Dit geldt ook in geval van ziekte. Een zieke werknemer tegemoet treden met formele contractuele
afspraken over reïntegratieactiviteiten, kan het vertrouwen tussen werkgever en werknemer schaden.
Ook als dit de werkhervatting bespoedigt, bestaat het gevaar dat het afbreuk doet aan het
psychologisch contract en aan het wederzijds vertrouwen. De winst die de werkgever ogenschijnlijk
op korte termijn boekt, kan dan op langere termijn de arbeidsrelatie onherstelbaar beschadigen.
Een voorwaarde om het psychologische karakter van het arbeidscontract te versterken is evenwel dat
werkgever en werknemer beide ervan uitgaan dat zij voor langere tijd een relatie zijn aangegaan en er
daarom beiden belang bij hebben om in die relatie te investeren.
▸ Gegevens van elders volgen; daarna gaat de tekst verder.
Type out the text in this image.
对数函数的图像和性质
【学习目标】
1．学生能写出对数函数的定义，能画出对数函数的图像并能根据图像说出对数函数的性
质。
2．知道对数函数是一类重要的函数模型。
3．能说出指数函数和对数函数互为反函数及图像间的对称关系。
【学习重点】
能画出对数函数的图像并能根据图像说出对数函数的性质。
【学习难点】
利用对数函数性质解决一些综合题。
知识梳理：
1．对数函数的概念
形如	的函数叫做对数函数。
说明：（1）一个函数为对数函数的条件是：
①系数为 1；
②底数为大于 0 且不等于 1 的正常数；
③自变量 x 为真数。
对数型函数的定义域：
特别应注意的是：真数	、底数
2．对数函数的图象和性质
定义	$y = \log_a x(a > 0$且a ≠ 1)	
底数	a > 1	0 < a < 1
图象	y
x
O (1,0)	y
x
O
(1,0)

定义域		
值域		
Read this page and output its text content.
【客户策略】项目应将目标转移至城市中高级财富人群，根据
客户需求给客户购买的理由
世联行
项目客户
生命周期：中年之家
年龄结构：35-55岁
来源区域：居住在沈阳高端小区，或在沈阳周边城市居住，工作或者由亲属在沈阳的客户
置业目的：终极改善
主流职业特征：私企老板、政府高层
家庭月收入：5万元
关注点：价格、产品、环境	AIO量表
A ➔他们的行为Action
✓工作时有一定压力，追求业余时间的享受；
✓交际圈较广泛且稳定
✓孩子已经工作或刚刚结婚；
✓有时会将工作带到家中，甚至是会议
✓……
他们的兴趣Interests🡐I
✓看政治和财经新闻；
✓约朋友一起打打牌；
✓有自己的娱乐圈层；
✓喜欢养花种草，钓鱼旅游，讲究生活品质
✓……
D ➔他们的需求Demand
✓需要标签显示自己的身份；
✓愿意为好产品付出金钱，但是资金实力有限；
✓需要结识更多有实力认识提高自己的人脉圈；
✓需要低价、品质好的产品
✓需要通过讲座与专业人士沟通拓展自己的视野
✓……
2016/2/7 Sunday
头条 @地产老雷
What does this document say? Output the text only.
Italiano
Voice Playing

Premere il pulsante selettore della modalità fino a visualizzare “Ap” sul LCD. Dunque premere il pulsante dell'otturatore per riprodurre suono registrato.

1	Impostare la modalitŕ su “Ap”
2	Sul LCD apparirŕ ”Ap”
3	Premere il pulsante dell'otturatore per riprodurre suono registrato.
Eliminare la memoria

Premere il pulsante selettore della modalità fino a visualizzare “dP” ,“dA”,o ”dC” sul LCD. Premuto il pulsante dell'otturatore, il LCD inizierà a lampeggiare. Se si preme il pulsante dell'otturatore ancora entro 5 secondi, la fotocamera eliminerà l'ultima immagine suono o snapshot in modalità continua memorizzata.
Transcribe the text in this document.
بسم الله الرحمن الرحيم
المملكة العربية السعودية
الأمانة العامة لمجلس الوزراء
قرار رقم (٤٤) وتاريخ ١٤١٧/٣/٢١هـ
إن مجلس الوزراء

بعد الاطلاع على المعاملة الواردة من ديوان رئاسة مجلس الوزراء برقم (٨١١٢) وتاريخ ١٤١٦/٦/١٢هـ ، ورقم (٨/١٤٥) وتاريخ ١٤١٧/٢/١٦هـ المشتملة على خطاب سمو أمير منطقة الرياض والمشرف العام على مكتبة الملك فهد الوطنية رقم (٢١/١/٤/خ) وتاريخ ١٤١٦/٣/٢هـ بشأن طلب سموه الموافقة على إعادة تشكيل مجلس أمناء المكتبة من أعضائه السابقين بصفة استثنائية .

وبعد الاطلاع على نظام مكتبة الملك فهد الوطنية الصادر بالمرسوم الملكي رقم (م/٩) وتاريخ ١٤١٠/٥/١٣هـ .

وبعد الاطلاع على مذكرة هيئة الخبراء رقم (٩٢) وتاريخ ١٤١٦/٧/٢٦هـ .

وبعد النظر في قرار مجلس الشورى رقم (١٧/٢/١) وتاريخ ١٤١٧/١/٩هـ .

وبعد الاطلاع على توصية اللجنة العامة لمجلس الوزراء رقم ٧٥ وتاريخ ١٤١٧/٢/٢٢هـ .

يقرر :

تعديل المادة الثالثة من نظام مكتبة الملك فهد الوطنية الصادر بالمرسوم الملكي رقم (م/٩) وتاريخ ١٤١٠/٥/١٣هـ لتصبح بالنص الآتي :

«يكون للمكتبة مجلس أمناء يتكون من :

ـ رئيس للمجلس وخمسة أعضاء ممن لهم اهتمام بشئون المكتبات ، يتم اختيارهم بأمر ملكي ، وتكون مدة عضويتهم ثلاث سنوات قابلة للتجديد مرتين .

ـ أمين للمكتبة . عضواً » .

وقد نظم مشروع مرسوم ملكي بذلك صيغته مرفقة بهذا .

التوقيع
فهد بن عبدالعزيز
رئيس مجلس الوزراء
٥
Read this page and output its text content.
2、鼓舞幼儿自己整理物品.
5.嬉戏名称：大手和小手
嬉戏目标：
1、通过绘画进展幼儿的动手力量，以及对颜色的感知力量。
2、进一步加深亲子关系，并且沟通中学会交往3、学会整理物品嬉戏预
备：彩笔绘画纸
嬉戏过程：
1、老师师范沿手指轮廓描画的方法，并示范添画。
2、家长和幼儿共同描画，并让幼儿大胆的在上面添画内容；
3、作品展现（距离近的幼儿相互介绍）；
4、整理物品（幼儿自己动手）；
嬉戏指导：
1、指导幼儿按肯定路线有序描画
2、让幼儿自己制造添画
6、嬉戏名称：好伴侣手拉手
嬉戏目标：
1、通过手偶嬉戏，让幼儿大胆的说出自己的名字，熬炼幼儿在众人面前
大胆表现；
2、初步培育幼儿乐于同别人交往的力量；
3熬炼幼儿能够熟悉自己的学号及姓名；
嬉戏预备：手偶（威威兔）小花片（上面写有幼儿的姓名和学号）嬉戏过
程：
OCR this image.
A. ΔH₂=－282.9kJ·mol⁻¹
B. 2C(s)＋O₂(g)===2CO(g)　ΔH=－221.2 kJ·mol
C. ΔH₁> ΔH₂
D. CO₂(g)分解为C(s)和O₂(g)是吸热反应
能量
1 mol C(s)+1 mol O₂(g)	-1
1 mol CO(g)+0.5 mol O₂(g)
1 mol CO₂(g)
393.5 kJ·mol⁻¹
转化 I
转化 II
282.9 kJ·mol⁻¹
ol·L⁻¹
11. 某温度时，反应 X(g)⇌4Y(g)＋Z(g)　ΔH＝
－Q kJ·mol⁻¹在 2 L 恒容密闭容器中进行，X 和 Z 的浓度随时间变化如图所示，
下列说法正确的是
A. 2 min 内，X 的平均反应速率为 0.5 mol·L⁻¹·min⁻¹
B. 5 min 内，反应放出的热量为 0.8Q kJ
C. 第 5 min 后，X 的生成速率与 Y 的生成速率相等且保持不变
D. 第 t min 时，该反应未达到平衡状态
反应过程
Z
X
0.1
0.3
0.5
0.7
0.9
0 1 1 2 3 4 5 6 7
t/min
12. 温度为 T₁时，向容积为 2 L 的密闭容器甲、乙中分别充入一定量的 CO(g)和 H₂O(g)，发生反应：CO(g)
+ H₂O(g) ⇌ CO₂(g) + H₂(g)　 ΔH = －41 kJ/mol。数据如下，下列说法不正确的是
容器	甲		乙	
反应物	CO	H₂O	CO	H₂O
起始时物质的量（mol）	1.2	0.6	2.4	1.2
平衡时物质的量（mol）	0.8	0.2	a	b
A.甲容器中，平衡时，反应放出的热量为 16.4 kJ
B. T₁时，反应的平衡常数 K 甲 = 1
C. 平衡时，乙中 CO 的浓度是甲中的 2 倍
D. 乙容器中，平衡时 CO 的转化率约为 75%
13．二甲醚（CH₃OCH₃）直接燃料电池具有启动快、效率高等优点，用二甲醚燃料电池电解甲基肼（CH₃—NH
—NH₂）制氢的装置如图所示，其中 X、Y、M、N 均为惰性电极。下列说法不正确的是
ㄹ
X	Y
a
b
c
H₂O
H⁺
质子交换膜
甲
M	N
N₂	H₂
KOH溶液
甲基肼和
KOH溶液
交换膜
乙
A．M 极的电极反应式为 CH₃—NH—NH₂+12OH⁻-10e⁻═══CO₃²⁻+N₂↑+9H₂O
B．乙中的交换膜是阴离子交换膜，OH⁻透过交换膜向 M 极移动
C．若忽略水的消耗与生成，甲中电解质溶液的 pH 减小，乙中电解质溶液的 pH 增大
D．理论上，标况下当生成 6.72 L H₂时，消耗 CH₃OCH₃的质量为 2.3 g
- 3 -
Een goede arbeidsrelatie lijkt in dit
opzicht veel op een goed huwelijk. Dat wordt ook niet bijeengehouden door het formele
huwelijkscontract, maar door het wederzijdse vertrouwen dat men ‘tot de dood ons scheidt’ met elkaar
door het leven wil. Een baan hoeft dan weliswaar niet een leven lang te duren, maar het voornemen
van een van beide partijen om de relatie te verbreken zodra zich een betere partij (lees: een andere
werknemer of een andere baan) aandient, is in ieder geval een slechte basis om op voort te bouwen.
Flexibilisering van arbeidsrelaties, versoepeling van ontslagbescherming en het tegen elkaar opbieden
om schaarse werknemers aan te trekken zullen het probleem slechts vergroten. Vaste banen die
werknemers perspectief bieden op een aantrekkelijk loopbaantraject en werkgever en werknemer voor
langere tijd tot elkaar veroordelen, bieden de beste voorwaarde om de arbeidsrelatie voor beiden tot
een profijtelijke investering te maken.
Literatuur
Le Grand, Julian (2003) Motivation, Agency, and Public Policy: of Knights and Knaves, Pawns and
Queens. Oxford: Oxford University Press.
Voskuil, J.J. (1998) Het A.P. Beerta Instituut. Het Bureau 4, Amsterdam: G.A. van Oorschot.